If memory serves me right, James Michael DuPont wrote:
One that is compiled for dot-net, but is under the older version of the End
User licence?
That can still be redistributed, right?
Nope, M$ reserves the right to change its license at anytime.
AFAIK, the EULA mentions this "loophole". So legally, those copies
are also non-distributable.
Also this addendum has been issues not for the .NET stuff, but
to prevent products like "Lindows" to resdistribute MSCVRT.dll and
similar DLLs. Wine needs a windows install (at least working DLL's)
to run -- Lindows does not (as their website says). BTW, at college
I smbmount my friends box to testrun wine with our old VB (sic) apps.

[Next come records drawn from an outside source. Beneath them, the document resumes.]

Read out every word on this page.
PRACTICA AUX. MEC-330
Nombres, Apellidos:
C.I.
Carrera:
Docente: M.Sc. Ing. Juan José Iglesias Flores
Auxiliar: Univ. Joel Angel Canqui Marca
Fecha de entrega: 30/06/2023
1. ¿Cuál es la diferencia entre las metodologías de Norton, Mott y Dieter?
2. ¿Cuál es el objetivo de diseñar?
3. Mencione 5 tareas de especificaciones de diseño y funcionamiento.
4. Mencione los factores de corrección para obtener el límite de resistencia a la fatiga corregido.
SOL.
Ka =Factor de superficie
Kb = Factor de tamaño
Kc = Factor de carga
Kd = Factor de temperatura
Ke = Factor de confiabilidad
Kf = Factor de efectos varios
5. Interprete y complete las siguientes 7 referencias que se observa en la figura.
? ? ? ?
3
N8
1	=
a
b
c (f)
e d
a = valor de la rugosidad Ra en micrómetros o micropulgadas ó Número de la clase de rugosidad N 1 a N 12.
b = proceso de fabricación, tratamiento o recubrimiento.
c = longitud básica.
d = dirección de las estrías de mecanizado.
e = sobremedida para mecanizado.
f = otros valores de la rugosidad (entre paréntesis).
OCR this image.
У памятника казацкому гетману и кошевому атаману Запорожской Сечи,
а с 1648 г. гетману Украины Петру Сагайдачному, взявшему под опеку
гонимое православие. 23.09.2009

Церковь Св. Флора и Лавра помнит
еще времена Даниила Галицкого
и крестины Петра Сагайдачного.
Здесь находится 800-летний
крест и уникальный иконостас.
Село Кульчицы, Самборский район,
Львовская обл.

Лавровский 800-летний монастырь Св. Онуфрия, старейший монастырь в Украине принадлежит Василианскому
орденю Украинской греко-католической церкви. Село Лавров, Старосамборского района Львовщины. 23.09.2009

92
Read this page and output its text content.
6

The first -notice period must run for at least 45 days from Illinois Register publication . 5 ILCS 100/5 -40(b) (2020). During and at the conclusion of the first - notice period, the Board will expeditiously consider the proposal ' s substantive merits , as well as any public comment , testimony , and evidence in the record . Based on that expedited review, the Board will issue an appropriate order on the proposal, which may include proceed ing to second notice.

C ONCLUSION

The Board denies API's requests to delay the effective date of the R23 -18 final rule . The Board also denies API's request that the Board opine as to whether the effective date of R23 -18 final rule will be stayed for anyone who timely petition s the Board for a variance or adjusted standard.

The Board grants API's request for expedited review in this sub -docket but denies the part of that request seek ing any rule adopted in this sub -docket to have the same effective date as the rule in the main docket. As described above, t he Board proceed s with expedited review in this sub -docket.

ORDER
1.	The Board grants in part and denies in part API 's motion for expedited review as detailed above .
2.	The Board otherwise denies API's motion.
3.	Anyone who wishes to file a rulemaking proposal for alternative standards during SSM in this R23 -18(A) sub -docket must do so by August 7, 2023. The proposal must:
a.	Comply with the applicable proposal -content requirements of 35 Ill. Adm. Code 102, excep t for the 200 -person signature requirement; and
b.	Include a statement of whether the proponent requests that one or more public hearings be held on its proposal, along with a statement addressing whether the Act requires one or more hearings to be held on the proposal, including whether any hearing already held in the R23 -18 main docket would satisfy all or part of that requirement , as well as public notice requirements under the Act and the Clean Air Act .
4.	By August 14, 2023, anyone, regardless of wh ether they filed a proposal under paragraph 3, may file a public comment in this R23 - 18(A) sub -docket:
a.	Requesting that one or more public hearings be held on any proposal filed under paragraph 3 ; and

Is the a program that would extract all the function signatures from DOTNET
dll, can we get all the classes and interfaces from mfc that way?
From an M$ EULA.
" Recipient may not reverse engineer, decompile or
disassemble the Product except to the extent that
this restriction is expressly prohibited by applicable
law. "
So Illegal !. Extracting signatures would endup as disassembling
when an M$ lawyer argues. (especially when "viral software" is involved !)
We could try to start creating a description of the link level interface of
all the methods and functions on the level of the user of MFC.
....
Of course it would be lots of work to implement, but if that is what we have
to do.......
Actually it's none of our bloody headache now. We've got our
hands full with C# alone. After dealing with C# we can think about
these things.
Does this sound like too much work or a flawed idea?
Do my comments answer that question (or what !).